Hubo otra larga pausa pero ahora Pedro sólo se quedó con el auricular en el oído escuchando la respiración ínfima de la mujer, y sin darse cuenta sincronizó la suya con la de ella. Ambos entraron en una especie de trance inducido y dictado por el ritmo y el volumen de la respiración de la mujer que fueron aumentando hasta el borde de la hiperventilación, y que ella interrumpió repentinamente para hablar de nuevo y evitar sofocarse con aquel furor incauto de exceso de vida.

—¿Sabes?, hoy les di de almuerzo a mis dos hijas espagueti con pura sal; yo no almorcé.
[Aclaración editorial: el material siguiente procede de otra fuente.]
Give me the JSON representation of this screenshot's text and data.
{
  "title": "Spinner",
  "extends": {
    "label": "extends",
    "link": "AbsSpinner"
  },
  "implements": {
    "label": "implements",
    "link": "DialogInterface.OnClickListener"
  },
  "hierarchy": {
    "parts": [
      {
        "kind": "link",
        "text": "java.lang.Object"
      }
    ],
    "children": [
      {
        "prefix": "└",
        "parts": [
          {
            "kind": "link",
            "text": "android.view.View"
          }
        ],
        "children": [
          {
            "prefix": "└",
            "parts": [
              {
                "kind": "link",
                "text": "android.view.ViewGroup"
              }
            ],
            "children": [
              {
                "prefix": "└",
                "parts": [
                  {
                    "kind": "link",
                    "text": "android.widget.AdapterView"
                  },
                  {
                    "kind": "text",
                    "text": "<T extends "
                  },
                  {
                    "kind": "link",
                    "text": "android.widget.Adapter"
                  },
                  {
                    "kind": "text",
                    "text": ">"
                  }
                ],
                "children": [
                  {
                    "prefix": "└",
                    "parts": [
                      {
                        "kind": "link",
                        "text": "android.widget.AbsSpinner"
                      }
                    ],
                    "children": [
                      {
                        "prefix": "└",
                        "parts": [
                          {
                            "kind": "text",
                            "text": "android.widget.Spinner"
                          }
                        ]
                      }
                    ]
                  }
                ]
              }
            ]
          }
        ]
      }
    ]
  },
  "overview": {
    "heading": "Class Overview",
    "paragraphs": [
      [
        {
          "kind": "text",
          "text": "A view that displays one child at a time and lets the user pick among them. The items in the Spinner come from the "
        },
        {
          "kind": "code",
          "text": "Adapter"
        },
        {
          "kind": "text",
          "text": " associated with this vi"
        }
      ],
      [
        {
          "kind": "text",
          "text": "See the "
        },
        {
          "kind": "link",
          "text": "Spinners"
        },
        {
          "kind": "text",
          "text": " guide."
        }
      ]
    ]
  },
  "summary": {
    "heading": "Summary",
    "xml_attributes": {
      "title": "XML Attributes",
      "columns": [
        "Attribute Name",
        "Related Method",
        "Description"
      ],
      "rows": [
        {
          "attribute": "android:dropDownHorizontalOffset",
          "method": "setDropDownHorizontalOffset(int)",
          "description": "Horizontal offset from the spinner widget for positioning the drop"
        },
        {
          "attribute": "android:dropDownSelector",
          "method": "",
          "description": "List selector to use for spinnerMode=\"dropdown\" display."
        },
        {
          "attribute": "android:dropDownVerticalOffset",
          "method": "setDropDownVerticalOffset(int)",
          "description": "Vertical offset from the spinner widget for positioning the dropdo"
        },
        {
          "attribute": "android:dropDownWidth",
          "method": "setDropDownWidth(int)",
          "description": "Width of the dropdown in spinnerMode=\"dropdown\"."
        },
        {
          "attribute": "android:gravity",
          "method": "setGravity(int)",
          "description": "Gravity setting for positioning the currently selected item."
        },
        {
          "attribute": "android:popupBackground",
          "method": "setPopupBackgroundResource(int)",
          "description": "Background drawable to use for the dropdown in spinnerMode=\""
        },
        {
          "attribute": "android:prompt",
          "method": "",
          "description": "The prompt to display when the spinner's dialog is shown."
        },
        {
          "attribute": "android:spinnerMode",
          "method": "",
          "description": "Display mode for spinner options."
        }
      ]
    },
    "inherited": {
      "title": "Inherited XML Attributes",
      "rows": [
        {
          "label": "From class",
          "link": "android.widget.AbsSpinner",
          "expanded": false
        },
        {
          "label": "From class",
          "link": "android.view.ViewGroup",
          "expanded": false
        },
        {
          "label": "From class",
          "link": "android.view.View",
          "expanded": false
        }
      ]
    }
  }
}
Y anoche cenamos agua con papelón –la voz de la mujer se había venido derrumbando y esto último lo dijo entrecortado hasta que finalmente el nudo en su garganta que producía aquello se hizo un llorar.

Pedro guardó silencio mientras al otro lado de la línea se escuchaba el moqueo y el quejido en el llanto de la mujer, como el de un cachorro perdido en la noche; un quejido que finalmente explotó en un grito de dolor que le nació en el vientre y se le llenó en el corazón. Su mandíbula –la de Pedro– empezó a temblar y sus ojos se volvieron pozos.

—Discúlpame. Chao –dijo Pedro con la voz temblorosa.
—No te preocupes –contestó la mujer, que en medio de su sollozar atinó a decir algo más–. Ah, me llamo Ruth… Gracias; tenía que decirle algo a alguien.

Pedro colgó la llamada de nuevo con la mano derecha. Dejó suspendido el auricular en su hombro para secarse los ojos con la otra mano. Su mente estaba absorta, casi hipnotizada por el grito y el lamento de Ruth, que le sonaban incesantemente, unas veces separados, otras mezclados. Luego de casi dos minutos de aquello, comenzó a golpear la cabeza contra la cabina telefónica sin darse cuenta. Mientras hacía esto, empezó a marcar nuevamente sobre el panel de números del aparato.

—Aló –contestó un chamo con una voz macilenta que terminó en una expiración narcótica.

Pedro permaneció callado escuchando por el teléfono el beat de una canción que se oía al fondo y que reconoció, Born Slippy. No se daba cuenta, pero cerraba los ojos, apretaba los dientes y sacudía la cabeza como si de repente se estrellara contra algo, y esto lo hacía al ritmo de ese beat que escuchaba por el teléfono. Después de casi un minuto, el chamo volvió a hablar y sacó a Pedro de su estado.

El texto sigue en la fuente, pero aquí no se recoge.